German investment group MGI nears deal to acquire mobile ad firm Verve

Media and Games Invest, a German investment holding company, is nearing completion of a deal to acquire Verve Wireless, a location-focused marketing platform company, according to sources familiar with the deal. The closing of the deal would be the latest sign of ongoing consolidation within the ad tech market. Terms of the deal could not be confirmed.

Sources said the deal could be announced as soon as Wednesday. Verve had also been in talks with at least two other companies about a potential deal, sources said. Neither Verve nor MGI would comment.

MGI states on its website that its strategy is to acquire “preferably distressed companies with sustainable revenue streams, restructuring and integrating those portfolio companies onto single state of the art platforms and generating leverage and scale advantages.”

The companies in MGI’s portfolio include PubNative, which offers an app-focused mobile supply-side platform; AppLift, which provides an app-marketing platform; influencer marketing agency ReachHero; and Gamigo Group, a provider of a free gaming platform.

MGI reported revenue of  €28.6 million ($31.7 million) for the first half of 2019, representing a 20% increase over the period a year earlier. Its earnings before interest, tax, depreciation and amortization rose 28% for that period, to €7.5 million ($8.3 million), as compared with the year-earlier stretch. The company had €26.2 million ($29 million) in “cash and cash equivalents” as of June 30, 2019. MGI lists in its filings that its headquarters are in Malta.

Founded in 2005, Verve was an early entrant into the mobile ad tech market; it has worked with advertiser clients including Best Buy, Diageo and AT&T. The company raised more than $30 million in funding, according to AdExchanger. But in recent years, Verve encountered difficulties. In 2018 the company wound down its European operations, citing its concerns about regulation in the region. The General Data Protection Regulation, which requires companies to ask European consumers for their consent before collecting personal information, went into effect in 2018.

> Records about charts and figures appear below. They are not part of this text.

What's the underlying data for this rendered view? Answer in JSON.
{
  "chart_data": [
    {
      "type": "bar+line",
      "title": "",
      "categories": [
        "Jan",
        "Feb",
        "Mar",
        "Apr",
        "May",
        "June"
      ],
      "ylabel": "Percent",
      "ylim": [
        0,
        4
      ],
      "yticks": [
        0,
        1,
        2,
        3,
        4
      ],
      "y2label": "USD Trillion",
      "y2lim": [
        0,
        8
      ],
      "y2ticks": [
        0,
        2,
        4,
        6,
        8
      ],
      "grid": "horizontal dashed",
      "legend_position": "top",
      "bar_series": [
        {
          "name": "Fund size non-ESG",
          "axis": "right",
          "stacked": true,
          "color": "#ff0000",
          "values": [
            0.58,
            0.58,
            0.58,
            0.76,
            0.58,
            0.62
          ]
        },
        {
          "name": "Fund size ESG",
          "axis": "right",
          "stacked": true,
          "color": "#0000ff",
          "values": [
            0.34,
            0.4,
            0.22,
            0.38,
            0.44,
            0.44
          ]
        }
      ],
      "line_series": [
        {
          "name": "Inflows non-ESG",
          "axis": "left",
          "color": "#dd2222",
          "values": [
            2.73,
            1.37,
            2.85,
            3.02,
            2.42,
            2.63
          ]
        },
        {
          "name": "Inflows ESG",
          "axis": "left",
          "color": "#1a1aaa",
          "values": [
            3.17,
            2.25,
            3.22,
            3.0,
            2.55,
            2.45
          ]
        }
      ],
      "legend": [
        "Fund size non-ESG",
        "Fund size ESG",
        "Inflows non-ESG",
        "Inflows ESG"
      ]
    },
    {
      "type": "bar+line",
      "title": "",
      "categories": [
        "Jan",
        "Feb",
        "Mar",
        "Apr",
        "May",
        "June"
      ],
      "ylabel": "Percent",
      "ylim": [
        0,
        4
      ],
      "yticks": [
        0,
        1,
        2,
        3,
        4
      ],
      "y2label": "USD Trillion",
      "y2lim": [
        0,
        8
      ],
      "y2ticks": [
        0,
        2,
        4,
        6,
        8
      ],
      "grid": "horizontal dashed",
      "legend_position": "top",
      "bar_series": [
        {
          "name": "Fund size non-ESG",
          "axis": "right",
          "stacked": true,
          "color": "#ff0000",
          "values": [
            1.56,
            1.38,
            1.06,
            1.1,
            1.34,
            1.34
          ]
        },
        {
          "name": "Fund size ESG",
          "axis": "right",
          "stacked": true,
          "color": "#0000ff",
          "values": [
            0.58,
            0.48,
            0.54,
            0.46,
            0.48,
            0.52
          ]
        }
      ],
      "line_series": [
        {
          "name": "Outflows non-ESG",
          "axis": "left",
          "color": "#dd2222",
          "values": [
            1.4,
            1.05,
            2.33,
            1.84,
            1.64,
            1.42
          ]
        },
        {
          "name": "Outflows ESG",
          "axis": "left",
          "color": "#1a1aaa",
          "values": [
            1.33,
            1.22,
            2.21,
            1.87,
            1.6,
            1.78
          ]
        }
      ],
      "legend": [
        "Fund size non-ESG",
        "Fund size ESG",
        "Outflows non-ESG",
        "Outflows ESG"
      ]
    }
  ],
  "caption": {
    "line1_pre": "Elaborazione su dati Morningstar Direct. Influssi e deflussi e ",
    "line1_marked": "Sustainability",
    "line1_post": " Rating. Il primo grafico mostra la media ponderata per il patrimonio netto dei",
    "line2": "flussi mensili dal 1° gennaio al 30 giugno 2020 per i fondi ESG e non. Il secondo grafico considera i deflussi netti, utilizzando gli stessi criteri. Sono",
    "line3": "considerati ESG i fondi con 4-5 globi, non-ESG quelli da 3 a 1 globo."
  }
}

Verve has since reduced its U.S. head count, too, through a series of layoffs in 2019. Last year the company reduced its total number of staffers worldwide to about 100 people, compared with a head count of a little more than 200 the previous year, as Adweek reported.

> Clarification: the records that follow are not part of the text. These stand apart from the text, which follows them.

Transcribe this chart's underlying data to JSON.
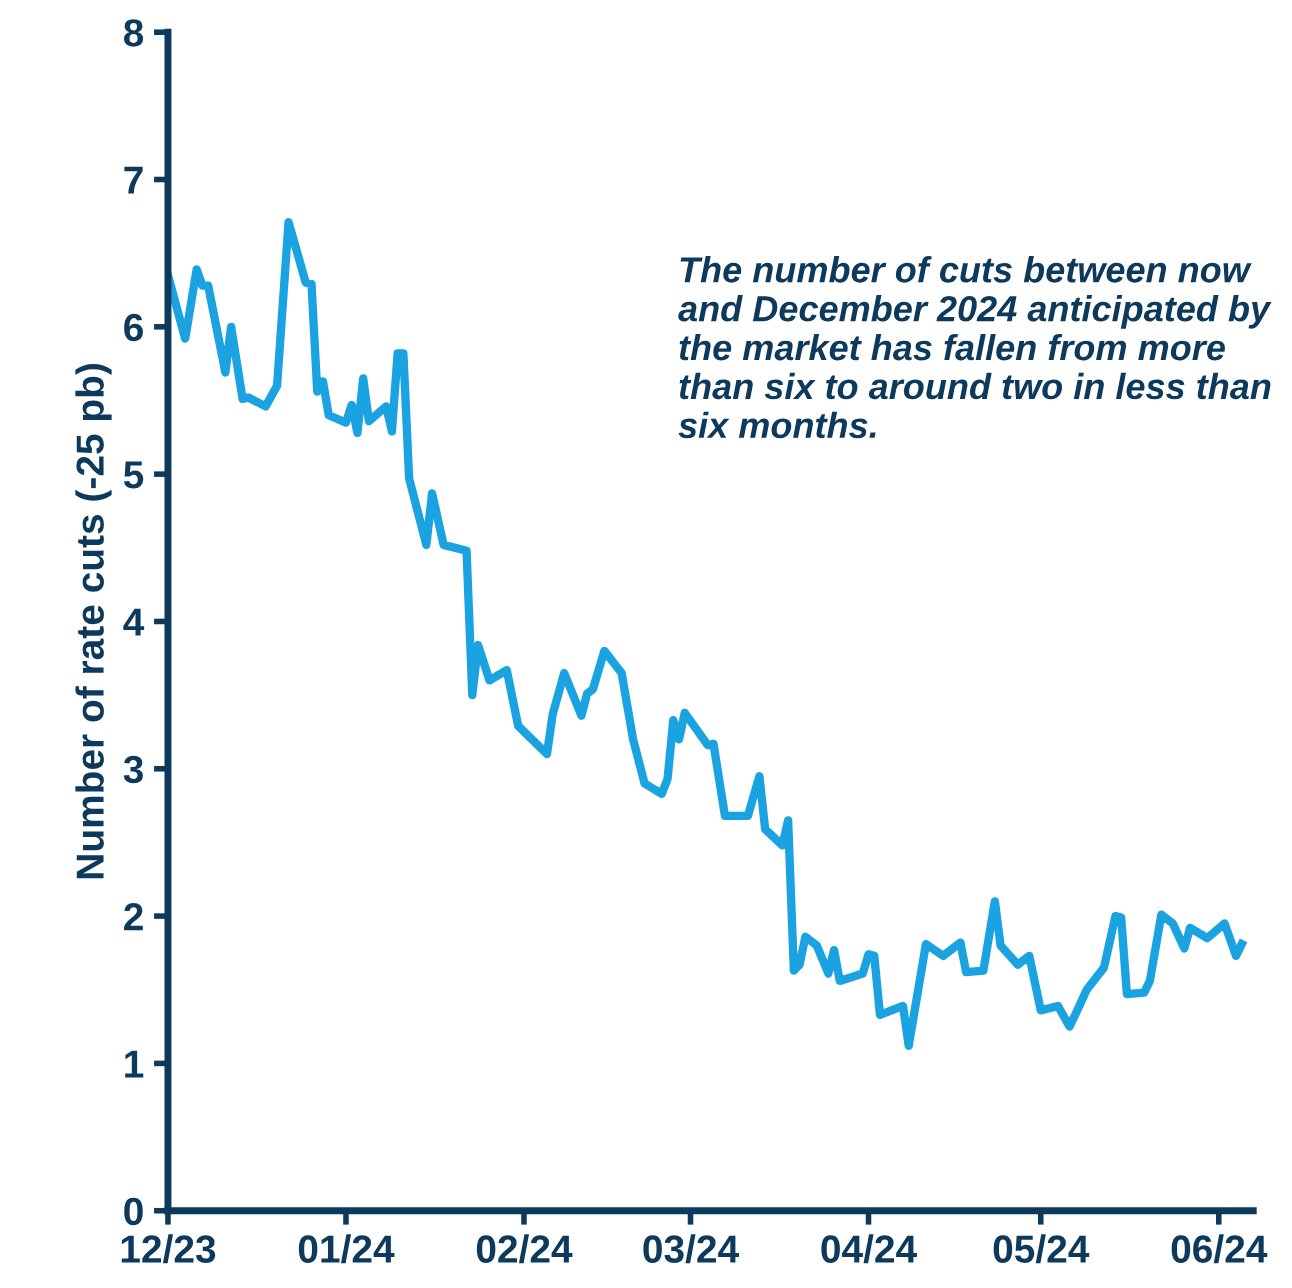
{
  "chart_data": {
    "type": "line",
    "ylabel": "Number of rate cuts (-25 pb)",
    "annotations": [
      "The number of cuts between now and December 2024 anticipated by the market has fallen from more than six to around two in less than six months."
    ],
    "x": [
      "2023-12-01",
      "2023-12-04",
      "2023-12-06",
      "2023-12-07",
      "2023-12-08",
      "2023-12-11",
      "2023-12-12",
      "2023-12-14",
      "2023-12-15",
      "2023-12-18",
      "2023-12-20",
      "2023-12-22",
      "2023-12-25",
      "2023-12-26",
      "2023-12-27",
      "2023-12-28",
      "2023-12-29",
      "2024-01-01",
      "2024-01-02",
      "2024-01-03",
      "2024-01-04",
      "2024-01-05",
      "2024-01-08",
      "2024-01-09",
      "2024-01-10",
      "2024-01-11",
      "2024-01-12",
      "2024-01-15",
      "2024-01-16",
      "2024-01-18",
      "2024-01-22",
      "2024-01-23",
      "2024-01-24",
      "2024-01-26",
      "2024-01-29",
      "2024-01-31",
      "2024-02-05",
      "2024-02-06",
      "2024-02-08",
      "2024-02-11",
      "2024-02-12",
      "2024-02-13",
      "2024-02-15",
      "2024-02-18",
      "2024-02-20",
      "2024-02-22",
      "2024-02-25",
      "2024-02-26",
      "2024-02-27",
      "2024-02-28",
      "2024-02-29",
      "2024-03-04",
      "2024-03-05",
      "2024-03-07",
      "2024-03-11",
      "2024-03-13",
      "2024-03-14",
      "2024-03-17",
      "2024-03-18",
      "2024-03-19",
      "2024-03-20",
      "2024-03-21",
      "2024-03-23",
      "2024-03-25",
      "2024-03-26",
      "2024-03-27",
      "2024-03-31",
      "2024-04-01",
      "2024-04-02",
      "2024-04-03",
      "2024-04-07",
      "2024-04-08",
      "2024-04-11",
      "2024-04-14",
      "2024-04-17",
      "2024-04-18",
      "2024-04-21",
      "2024-04-23",
      "2024-04-24",
      "2024-04-27",
      "2024-04-29",
      "2024-05-01",
      "2024-05-04",
      "2024-05-06",
      "2024-05-07",
      "2024-05-09",
      "2024-05-12",
      "2024-05-14",
      "2024-05-15",
      "2024-05-16",
      "2024-05-19",
      "2024-05-20",
      "2024-05-22",
      "2024-05-24",
      "2024-05-26",
      "2024-05-27",
      "2024-05-30",
      "2024-06-02",
      "2024-06-04",
      "2024-06-05"
    ],
    "series": [
      {
        "color": "#1aa3e0",
        "values": [
          6.35,
          5.92,
          6.39,
          6.28,
          6.28,
          5.69,
          6.0,
          5.51,
          5.52,
          5.46,
          5.6,
          6.71,
          6.3,
          6.29,
          5.56,
          5.63,
          5.4,
          5.35,
          5.47,
          5.28,
          5.65,
          5.36,
          5.46,
          5.29,
          5.82,
          5.82,
          4.97,
          4.52,
          4.87,
          4.52,
          4.48,
          3.5,
          3.84,
          3.6,
          3.67,
          3.29,
          3.1,
          3.37,
          3.65,
          3.36,
          3.51,
          3.54,
          3.8,
          3.65,
          3.2,
          2.9,
          2.83,
          2.93,
          3.33,
          3.2,
          3.38,
          3.16,
          3.17,
          2.68,
          2.68,
          2.95,
          2.59,
          2.48,
          2.65,
          1.63,
          1.67,
          1.86,
          1.8,
          1.61,
          1.77,
          1.56,
          1.61,
          1.74,
          1.73,
          1.33,
          1.39,
          1.12,
          1.81,
          1.73,
          1.82,
          1.62,
          1.63,
          2.1,
          1.8,
          1.67,
          1.73,
          1.36,
          1.39,
          1.25,
          1.33,
          1.5,
          1.65,
          2.0,
          1.99,
          1.47,
          1.48,
          1.56,
          2.01,
          1.95,
          1.78,
          1.92,
          1.85,
          1.95,
          1.73,
          1.81
        ]
      }
    ],
    "xlim": [
      "2023-12-01",
      "2024-06-07"
    ],
    "xticks": [
      {
        "value": "2023-12-01",
        "label": "12/23"
      },
      {
        "value": "2024-01-01",
        "label": "01/24"
      },
      {
        "value": "2024-02-01",
        "label": "02/24"
      },
      {
        "value": "2024-03-01",
        "label": "03/24"
      },
      {
        "value": "2024-04-01",
        "label": "04/24"
      },
      {
        "value": "2024-05-01",
        "label": "05/24"
      },
      {
        "value": "2024-06-01",
        "label": "06/24"
      }
    ],
    "ylim": [
      0,
      8
    ],
    "yticks": [
      0,
      1,
      2,
      3,
      4,
      5,
      6,
      7,
      8
    ],
    "grid": false,
    "legend": false,
    "marker": "none",
    "line_style": "solid"
  }
}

While marketers have long been interested in location-based ad targeting (and some companies have wanted to reach potential shoppers near their physical stores), “walled gardens” like Google and Facebook are best players at the technique and tend to offer the best solutions, said Ana Milicevic, co-founder of digital advisory firm Sparrow Advisers.

“The use case for the open internet location play often doesn’t justify its creepiness trade-off,” Milicevic said. “That, I think, is the crux of the problem for location companies: not that they’re collecting information, not . . . whether they’re being good custodians of this data.” She added, “But on the activation side there’s only really so much you can do without being Big Brotherish.”

Consumers are also becoming more aware of when apps share their location data in the background, and many users are taking control over which of their apps do so. Apple’s September release of an iOS update, which includes regular reminders about when apps are sucking up user data, has led to lower opt-in rates for location tracking by consumers, Digiday reported earlier this month.

The potential acquisition of Verve by Media and Games Invest would be just the latest in a long list of recent ad tech deals; 15 ad tech mergers and acquisitions took place in the fourth quarter of 2019 alone, according to investment bank Luma Partners. In December supply-side platform companies Rubicon and Telaria merged in an all-stock deal. Earlier this month Advanced TV specialist Cadent acquired identity solutions business 4INFO. And also this month News Corp offloaded Unruly to Tremor International for a fraction of the 2015 acquisition price for the video ad tech company.